モデル別「本当に使いやすいのはどれ?」比較表
では、主要なエントリーモデルを、初心者目線で徹底比較してみましょう。各数値は各メーカー公式サイトの公開スペック(各製品発表時)に基づいています。
| モデル名 | メーカー | 鍵盤数(61鍵) | 重量 | 音色数(目安) | スピーカー内蔵 | 価格帯(新品・推定実勢/2026年8月時点) | こんな人におすすめ |
|---|---|---|---|---|---|---|---|
| KORG KROSS2-61 | KORG | 61鍵 | 3.8 kg | 1,000以上 | なし | 約6〜9万円 | とにかく軽さと持ち運びやすさを最優先する人。バンド練習で頻繁に持ち出す人に◎ |
| YAMAHA MX61 | YAMAHA | 61鍵 | 4.8 kg | 1,000以上 | なし | 約5〜8万円(中古は更に安価) | 予算を最重視し、中古も厭わない人。まずは安く始めたい人に◎ |
| Roland JUNO-D6 | Roland | 61鍵 | 5.8 kg | 3,500以上 | なし | 約8〜11万円 | 最新の音源を楽しみつつ、USB-C給電でスマートに使いたい人。自宅と外出の両方で活躍 |
| YAMAHA CK-61 | YAMAHA | 61鍵 | 5.6 kg | 363 | あり | 約9〜13万円 | スピーカーやアンプを買いたくない、すぐに音を出して楽しみたい人。操作の簡単さも魅力 |
結局、初心者で予算が少ないならどのモデルを選ぶべきか
ここまで読んでいただいて、おそらくあなたの中で優先順位が整理されてきたのではないでしょうか。改めて、予算別の結論をまとめます。
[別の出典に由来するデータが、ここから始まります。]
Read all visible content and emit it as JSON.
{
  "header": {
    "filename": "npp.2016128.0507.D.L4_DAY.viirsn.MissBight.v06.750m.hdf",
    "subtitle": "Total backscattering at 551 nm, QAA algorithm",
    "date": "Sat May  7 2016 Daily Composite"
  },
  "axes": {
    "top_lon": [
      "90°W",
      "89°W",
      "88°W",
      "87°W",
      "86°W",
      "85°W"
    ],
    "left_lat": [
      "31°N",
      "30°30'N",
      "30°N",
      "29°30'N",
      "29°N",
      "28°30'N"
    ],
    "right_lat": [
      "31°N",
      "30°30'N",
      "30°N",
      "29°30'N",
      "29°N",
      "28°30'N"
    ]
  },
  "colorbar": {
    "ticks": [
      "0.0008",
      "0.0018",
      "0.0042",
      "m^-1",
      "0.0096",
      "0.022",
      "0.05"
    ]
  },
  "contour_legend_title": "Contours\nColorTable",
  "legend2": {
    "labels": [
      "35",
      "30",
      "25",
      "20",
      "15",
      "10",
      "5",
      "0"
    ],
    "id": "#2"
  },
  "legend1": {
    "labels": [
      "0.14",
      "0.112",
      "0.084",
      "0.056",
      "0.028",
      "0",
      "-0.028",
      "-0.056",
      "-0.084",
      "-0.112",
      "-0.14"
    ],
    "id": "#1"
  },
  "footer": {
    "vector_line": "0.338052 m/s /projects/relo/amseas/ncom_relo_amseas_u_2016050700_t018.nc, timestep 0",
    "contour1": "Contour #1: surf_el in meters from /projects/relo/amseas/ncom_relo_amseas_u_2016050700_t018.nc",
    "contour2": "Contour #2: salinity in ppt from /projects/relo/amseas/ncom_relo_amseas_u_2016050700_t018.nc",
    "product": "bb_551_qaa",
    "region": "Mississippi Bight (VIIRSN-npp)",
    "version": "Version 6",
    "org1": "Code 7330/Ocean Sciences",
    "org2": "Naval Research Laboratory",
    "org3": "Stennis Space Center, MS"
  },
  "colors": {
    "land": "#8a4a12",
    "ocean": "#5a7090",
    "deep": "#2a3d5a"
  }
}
- 「とにかく3万円台で始めたい!」 → 中古のYAMAHA MX61を狙う。新品は難しいので、楽器店の中古コーナーやオークションサイトをチェック。状態の良い個体を見極める目が必要ですが、コストパフォーマンスは抜群です。
- 「予算は5万円台だけど、新品がいい」 → 少し予算を足してKORG KROSS2-61を検討。軽量で電池駆動も可能なため、練習場所を選びません。ただし、スピーカーは別途必要になる点を忘れずに。
- 「8万円前後で、失敗したくない」 → Roland JUNO-D6が最もバランスが良いでしょう。音質、軽さ、拡張性のすべてにおいて、現行モデルの中でもトップクラスのコストパフォーマンスです。
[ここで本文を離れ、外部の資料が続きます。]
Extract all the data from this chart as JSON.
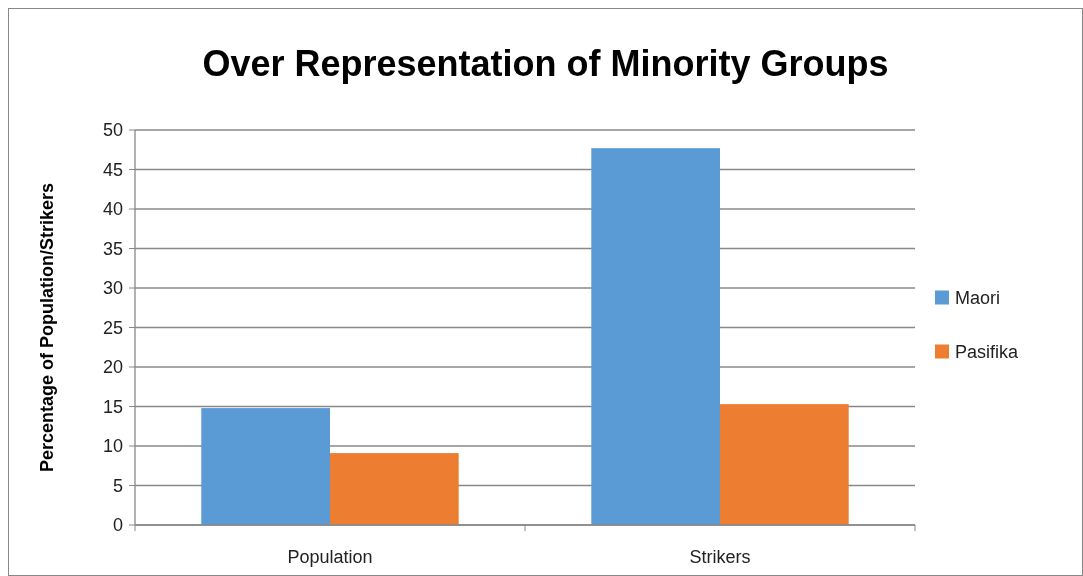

- 「予算は10万円まで出せる。しかも面倒な配線は嫌だ」 → 迷わずYAMAHA CK-61です。スピーカー内蔵でBluetoothにも対応。場所を選ばず、すぐに音が出せるというアドバンテージは、練習の継続率に直結します。
どのモデルを選ぶにしても、大事なのは「自分の予算と使い方に正直になること」です。高いモデルを買えば満足度が高いとは限りません。むしろ、予算オーバーで周辺機器を買えず、結局使わなくなってしまうのが最ももったいない。
この記事で紹介した比較軸と、ユーザーのリアルな声を参考に、ぜひあなたにぴったりの一台を見つけてください。シンセサイザーは、選び方次第で何年でも楽しめるパートナーになります。最初の一歩を、後悔のないものにしましょう。